Im Jahr 2009 hat denn auch die Nationale Akademie der Wissenschaften (Leopoldina) eine weithin diskutierte Stellungnahme abgegeben, wonach sie sich für eine neue, freizügigere Politik rund um die grüne Gentechnik einsetzte. Der Verbraucher sollte nach dem Willen der Wissenschaftler um die Nobelpreisträgerin Christiane Nüsslein-Volhard "darüber in Kenntnis gesetzt werden, dass bereits über 70 Prozent der heute am Markt befindlichen Lebensmittel auf unterschiedliche Weise mit Gentechnik in Berührung gekommen sind, zum Beispiel über die Tierfütterung, durch Lebensmittelzusatzstoffe und Medikamente, dass dies aber keinerlei negative Auswirkungen auf seinen Gesundheitszustand oder seine Befindlichkeit hat."

Langzeitstudien fehlen fast völlig

Allerdings hält die Wissenschaft immer noch Überraschungen bereit. So zeigte sich vor Kurzem, dass genetische Information aus Pflanzen womöglich doch Auswirkungen haben kann, wenn sie mit der Nahrung aufgenommen wird: Bei Mäusen beeinflusste die sogenannte Mikro-RNA der Pflanzen plötzlich die Regulierung der tierischen Gene. Eine Beobachtung, die allerdings bisher eher von erkenntnistheoretischem Interesse ist.

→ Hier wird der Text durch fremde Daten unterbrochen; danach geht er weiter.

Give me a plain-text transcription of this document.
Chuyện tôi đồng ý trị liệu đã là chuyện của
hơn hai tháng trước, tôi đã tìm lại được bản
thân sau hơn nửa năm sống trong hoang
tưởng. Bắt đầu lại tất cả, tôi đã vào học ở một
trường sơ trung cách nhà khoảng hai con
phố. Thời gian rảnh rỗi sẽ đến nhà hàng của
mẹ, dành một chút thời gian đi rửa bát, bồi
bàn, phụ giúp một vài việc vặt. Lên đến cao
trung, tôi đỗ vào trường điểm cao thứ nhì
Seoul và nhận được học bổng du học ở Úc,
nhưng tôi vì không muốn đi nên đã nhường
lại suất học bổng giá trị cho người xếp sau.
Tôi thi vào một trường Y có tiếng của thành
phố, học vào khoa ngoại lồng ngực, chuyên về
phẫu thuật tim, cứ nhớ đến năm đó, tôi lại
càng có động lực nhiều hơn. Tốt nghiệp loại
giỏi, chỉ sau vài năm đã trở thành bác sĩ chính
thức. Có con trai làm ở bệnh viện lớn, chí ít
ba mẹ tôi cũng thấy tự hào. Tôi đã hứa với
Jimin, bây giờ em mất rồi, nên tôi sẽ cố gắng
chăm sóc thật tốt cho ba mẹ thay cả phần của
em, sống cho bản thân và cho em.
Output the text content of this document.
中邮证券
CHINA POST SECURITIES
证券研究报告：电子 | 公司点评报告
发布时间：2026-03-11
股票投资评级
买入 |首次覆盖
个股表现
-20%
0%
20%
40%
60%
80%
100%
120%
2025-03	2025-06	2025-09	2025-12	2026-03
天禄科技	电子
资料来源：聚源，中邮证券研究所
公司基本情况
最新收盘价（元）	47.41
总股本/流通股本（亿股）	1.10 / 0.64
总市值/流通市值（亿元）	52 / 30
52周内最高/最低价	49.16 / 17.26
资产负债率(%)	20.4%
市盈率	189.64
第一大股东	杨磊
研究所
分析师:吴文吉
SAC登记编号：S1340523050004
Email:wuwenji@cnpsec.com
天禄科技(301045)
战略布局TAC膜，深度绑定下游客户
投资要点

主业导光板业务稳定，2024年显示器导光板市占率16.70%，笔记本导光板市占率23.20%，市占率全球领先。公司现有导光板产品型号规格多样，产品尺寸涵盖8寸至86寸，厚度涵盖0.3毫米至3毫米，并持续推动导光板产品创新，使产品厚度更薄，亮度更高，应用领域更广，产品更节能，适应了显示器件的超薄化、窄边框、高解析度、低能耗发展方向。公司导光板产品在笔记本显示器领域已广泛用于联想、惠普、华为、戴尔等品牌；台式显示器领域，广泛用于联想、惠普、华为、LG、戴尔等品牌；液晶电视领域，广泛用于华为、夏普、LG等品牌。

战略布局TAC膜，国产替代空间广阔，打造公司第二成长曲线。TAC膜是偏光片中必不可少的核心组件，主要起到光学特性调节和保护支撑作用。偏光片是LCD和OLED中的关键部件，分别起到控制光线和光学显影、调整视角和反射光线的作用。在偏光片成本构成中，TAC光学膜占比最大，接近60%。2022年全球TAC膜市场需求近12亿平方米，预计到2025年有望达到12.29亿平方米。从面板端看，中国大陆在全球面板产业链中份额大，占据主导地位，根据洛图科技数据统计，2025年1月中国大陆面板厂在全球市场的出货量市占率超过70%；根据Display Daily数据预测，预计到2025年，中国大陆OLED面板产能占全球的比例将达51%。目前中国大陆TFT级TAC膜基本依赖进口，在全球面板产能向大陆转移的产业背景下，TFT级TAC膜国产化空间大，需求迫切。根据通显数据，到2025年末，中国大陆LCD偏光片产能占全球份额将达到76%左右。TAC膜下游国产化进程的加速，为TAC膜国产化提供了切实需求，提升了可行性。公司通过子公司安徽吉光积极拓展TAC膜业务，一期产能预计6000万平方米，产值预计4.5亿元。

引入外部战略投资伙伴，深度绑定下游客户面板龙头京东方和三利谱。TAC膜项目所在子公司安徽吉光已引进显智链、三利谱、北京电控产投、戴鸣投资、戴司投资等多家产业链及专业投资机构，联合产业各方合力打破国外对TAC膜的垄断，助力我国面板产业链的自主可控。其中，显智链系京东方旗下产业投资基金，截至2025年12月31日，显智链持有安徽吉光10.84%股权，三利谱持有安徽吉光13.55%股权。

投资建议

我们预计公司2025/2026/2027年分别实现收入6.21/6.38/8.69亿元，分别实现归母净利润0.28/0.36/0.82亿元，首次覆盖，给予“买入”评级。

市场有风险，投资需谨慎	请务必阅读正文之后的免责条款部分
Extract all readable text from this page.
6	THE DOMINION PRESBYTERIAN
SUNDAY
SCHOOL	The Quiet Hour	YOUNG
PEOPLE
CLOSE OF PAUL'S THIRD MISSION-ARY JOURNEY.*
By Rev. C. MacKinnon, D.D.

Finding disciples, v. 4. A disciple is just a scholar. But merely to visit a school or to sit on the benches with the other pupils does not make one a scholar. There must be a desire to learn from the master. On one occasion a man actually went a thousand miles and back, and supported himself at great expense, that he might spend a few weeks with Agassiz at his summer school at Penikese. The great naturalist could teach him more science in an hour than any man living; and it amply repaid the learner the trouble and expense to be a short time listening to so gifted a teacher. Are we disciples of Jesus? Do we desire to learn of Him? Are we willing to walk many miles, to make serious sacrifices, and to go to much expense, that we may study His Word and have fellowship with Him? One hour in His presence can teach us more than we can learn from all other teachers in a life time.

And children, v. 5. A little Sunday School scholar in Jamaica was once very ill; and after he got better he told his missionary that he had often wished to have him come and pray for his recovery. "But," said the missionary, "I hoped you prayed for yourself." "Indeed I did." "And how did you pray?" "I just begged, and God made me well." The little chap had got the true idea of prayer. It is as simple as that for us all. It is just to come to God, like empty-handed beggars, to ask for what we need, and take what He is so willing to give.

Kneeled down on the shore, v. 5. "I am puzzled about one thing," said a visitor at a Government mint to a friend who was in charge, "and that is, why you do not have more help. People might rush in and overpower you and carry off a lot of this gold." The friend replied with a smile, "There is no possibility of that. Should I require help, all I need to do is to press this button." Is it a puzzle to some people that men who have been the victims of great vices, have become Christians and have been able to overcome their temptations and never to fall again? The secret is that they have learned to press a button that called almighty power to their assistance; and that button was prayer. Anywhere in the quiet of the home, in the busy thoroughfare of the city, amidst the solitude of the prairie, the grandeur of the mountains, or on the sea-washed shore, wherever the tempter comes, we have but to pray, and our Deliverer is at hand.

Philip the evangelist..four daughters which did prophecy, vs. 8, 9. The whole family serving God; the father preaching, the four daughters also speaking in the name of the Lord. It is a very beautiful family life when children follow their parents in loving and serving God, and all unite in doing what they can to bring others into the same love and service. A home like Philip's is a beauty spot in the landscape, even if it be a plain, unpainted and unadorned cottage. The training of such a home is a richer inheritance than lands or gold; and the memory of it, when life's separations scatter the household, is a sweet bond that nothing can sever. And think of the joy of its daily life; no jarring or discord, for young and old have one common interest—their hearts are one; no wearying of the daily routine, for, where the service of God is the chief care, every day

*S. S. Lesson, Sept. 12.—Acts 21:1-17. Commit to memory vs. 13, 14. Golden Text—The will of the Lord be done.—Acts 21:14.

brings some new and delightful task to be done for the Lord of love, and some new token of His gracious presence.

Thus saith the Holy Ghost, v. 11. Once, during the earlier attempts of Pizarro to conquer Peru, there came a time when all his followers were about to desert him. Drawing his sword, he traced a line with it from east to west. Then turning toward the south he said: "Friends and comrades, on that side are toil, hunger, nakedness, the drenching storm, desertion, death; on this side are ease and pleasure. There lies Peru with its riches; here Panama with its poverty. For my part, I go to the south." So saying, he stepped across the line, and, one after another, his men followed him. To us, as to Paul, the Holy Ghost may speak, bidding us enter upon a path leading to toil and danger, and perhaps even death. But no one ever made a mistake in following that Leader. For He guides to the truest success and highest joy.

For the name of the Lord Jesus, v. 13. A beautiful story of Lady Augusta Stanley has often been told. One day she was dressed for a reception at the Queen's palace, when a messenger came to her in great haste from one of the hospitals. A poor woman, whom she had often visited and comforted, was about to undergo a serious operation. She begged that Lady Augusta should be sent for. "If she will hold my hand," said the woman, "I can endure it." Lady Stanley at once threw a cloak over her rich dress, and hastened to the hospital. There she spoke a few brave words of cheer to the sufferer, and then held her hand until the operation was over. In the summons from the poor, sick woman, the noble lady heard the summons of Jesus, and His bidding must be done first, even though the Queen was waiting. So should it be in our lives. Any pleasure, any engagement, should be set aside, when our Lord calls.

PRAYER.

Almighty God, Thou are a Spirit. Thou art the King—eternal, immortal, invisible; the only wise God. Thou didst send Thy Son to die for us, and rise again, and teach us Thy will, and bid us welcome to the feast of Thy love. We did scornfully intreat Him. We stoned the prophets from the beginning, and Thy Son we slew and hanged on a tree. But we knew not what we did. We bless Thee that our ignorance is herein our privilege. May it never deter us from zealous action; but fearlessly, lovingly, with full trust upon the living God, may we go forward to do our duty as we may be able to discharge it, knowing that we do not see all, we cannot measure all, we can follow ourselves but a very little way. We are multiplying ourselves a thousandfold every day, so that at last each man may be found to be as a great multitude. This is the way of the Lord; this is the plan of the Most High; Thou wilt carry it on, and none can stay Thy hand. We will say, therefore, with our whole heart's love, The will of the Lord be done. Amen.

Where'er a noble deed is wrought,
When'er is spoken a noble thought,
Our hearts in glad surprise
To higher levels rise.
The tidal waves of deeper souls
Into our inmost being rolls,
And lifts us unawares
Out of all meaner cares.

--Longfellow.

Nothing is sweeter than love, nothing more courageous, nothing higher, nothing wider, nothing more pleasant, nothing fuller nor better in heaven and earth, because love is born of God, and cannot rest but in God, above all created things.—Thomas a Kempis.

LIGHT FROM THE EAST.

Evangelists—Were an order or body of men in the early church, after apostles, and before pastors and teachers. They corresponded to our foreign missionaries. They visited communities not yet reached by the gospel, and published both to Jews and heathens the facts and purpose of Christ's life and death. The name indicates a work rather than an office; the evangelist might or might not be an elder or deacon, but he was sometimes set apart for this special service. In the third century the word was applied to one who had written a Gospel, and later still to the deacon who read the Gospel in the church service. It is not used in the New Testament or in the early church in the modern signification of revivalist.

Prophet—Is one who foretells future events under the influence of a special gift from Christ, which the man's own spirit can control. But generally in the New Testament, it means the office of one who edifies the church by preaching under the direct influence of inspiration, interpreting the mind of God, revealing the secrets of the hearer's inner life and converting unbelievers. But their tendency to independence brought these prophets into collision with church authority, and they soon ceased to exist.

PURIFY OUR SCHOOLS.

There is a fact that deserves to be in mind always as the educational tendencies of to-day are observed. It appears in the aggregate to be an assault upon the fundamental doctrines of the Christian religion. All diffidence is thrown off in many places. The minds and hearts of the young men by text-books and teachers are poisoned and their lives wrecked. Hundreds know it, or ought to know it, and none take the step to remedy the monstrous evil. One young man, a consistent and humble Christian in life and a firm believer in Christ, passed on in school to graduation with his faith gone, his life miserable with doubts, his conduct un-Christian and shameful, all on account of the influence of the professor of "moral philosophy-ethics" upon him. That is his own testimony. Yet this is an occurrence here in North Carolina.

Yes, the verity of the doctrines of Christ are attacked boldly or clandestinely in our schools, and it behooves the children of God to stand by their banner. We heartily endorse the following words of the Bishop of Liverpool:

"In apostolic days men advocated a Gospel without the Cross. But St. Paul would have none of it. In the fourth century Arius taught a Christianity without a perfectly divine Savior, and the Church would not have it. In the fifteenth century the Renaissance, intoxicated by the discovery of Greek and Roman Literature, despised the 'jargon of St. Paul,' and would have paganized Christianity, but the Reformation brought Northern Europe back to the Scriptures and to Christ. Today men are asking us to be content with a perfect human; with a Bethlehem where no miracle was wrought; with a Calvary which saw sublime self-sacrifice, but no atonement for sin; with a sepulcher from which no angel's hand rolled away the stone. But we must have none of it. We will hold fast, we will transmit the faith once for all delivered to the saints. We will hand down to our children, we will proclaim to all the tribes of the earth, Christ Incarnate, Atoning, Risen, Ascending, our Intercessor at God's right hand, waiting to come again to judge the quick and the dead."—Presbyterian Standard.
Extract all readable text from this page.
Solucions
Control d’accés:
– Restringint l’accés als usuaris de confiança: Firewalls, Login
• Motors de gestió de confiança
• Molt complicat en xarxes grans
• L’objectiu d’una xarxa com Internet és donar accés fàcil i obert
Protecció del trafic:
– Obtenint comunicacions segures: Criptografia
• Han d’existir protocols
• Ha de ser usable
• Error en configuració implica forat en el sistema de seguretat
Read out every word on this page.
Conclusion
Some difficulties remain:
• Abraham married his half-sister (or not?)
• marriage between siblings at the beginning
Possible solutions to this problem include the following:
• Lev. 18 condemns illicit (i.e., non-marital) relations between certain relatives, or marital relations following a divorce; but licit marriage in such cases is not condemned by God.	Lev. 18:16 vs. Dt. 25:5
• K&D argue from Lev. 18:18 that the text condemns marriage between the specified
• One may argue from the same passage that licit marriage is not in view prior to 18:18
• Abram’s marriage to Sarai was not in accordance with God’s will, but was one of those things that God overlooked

"Am auffälligsten sind bisher immer noch die immunologischen Befunde", räumt daher auch Christoph Then ein, Gentechnik-Experte von Testbiotech, einem Institut für Technikfolgenabschätzung. Studien an verschiedenen Tieren - von der Maus bis zum Schwein - hätten inzwischen belegt, dass das Immunsystem reagiert, wenn Gentech-Lebensmittel in den Verdauungstrakt geraten. Ob und welche Folgen das habe, sei aber unklar.

Genau das ist das bisher größte Problem rund um das Thema Gentech-Lebensmittel: Allzu viel ist unklar. Auch 16 Jahre nach der Zulassung der ersten Gentech-Maispflanze weiß die Wissenschaft zu wenig. Langzeitstudien fehlen fast völlig. Es gibt nicht einmal verlässliche Standards, die festlegen würden, welche Studien mit welchen Schwerpunkten denn für eine vernünftige Risikobewertung nötig seien, beklagt ein Mitarbeiter des Bundesamts für Naturschutz.

Derweil verändern Gentech-Pflanzen rund um den Erdball die Natur. "In manchen Regionen haben wir bereits die Kontrolle über die Verbreitung solcher Pflanzen wie Raps, Reis, Mais und Pappeln verloren", sagt Christoph Then. Allein in Europa sind mittlerweile 45 Arten zugelassen, darunter 26 Maissorten. Sie kreuzen sich mit Wildpflanzen oder verändern das Artenspektrum der Schädlinge. Das Problem: Einmal ausgesetzt, lassen sie sich nicht mehr zurückholen.